Money, Money, Money. It would seem cruise-ship employment would be the ultimate money-saver. After all, you’re not paying for any living expenses! But that money can disappear faster than you think. If you’re looking to enjoy the globe-trotter’s life you’ll have to spend a few bucks—on taxis, tours, entrance fees, tipping, internet, meals in port, WiFi (the ultimate wage-guzzler) etc. It all piles up and your net earnings will dwindle. And remember that Crew Bar? If you’re spending the evenings socializing with friends over drinks, your bar bill will show it. Don’t remember that round you bought everyone at 2 am a few weeks ago?… Your bar bill does.
Blue Traveler. It’s important to consider that traveling via cruise ship employment makes for a specific type of travel experience. Cruise ships rarely stay in port longer than the morning and afternoon. If you’re lucky your ship might “overnight.” This means any open establishments within walking distance will be obliterated by Crew and Passengers. For the most part you’ll only get to know a place in the daylight…then you leave. You don’t get to know the local people, the customs, the night life, and the magic of immersing yourself in a completely different country. You get the same pre-packaged tours the passengers do, unless you do some serious leg work and find something on your own (not impossible, but not easy). It can be difficult to feel as if you’re really a global traveler when you’re constantly watching the clock so not to miss “all-aboard.”

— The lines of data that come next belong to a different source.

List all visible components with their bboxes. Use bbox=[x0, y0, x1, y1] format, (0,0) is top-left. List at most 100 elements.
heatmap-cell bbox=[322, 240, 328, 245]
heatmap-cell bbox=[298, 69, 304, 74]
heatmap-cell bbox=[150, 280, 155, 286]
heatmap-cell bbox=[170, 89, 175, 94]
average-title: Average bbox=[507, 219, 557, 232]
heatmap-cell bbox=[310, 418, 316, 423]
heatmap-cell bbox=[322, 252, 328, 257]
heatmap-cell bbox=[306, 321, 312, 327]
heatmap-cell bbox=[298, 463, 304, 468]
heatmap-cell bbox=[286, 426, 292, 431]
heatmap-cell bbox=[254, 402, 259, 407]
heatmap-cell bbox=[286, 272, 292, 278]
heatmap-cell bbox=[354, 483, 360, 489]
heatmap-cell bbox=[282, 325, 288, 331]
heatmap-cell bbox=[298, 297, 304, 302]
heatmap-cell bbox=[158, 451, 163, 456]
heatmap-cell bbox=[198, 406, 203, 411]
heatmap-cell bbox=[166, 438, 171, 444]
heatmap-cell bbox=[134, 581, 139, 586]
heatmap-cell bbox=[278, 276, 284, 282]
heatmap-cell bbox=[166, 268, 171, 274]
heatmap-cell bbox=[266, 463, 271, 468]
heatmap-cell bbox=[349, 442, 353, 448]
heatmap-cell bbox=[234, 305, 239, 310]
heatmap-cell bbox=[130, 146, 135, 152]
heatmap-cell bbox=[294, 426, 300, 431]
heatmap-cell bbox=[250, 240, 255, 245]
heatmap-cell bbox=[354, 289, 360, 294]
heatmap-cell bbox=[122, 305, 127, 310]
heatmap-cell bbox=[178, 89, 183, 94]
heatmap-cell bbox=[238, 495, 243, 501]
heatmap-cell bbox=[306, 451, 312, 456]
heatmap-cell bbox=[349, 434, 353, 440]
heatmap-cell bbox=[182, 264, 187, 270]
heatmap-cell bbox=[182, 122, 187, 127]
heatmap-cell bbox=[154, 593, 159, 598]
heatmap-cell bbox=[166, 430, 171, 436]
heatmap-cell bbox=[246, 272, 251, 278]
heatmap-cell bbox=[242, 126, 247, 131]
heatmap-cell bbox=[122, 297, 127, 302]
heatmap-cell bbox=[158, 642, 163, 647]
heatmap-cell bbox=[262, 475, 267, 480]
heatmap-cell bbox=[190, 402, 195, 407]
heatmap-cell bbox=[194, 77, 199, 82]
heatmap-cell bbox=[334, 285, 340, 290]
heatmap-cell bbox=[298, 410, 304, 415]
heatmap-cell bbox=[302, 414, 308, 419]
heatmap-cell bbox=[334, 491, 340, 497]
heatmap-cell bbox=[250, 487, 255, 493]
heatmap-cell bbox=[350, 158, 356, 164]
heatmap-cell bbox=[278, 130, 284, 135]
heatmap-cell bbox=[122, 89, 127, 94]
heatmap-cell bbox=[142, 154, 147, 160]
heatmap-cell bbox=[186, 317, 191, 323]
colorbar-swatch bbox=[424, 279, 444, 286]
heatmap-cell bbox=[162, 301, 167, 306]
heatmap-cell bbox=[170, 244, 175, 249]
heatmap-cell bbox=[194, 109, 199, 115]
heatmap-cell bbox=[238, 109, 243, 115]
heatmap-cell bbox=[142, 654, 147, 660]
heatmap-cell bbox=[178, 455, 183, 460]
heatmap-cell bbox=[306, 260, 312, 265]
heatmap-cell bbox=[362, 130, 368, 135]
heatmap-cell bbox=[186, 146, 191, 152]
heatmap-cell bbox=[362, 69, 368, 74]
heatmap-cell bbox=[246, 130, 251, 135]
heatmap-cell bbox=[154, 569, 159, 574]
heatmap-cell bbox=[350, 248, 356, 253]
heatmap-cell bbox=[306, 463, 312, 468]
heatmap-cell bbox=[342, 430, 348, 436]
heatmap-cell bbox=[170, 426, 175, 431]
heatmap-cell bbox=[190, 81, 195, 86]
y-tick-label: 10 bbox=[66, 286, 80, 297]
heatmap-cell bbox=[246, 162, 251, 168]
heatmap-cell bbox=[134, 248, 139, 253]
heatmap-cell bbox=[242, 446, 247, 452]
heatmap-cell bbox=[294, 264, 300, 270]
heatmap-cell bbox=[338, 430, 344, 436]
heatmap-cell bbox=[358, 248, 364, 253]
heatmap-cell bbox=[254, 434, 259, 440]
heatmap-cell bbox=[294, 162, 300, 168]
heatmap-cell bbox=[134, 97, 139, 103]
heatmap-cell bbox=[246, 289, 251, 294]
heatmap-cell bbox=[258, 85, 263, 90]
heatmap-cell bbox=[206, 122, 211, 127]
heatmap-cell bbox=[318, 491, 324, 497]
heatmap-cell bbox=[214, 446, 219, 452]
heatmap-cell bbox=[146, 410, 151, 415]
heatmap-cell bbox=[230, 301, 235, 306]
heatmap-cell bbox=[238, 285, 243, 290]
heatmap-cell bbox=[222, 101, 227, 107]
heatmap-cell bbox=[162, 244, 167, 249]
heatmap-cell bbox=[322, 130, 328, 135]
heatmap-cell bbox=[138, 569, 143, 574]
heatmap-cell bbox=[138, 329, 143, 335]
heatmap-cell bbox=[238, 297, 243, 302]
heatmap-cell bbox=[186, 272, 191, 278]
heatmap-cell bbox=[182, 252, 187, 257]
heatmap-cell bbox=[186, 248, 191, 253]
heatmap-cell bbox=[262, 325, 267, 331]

Cruise ships are a taste of a travel. They are a good way to figure out where you want to come back and spend more time.
If I’ve dashed all your dreams, WAIT!
With all that being said, my year and a half working onboard was hugely educational and loads of fun.
I would do it all again.
The skills and experience I gained working in this environment will aid me in future lines of work. I was fortunate to do and see incredible things, even if it was crammed into just one afternoon. I rode a gondola in Venice, I feasted on street stalls in Mumbai, I rappelled down waterfalls in Vanuatu, I haggled my way through the markets of Istanbul, I kayaked my way around New Zealand. I also met and worked with incredible people that will remain life-long friends. These people alone made the WHOLE thing worth it.
Though fleeting, my experiences were still rich. They’ve only whet my appetite for more travel and exploration.
If you have the opportunity to work onboard, give it a try even if just for a few months. You’ll leave the ship grateful for your freedoms, and develop a greater global understanding—an indispensable skill.
What else do you want to know about cruise ship crew life?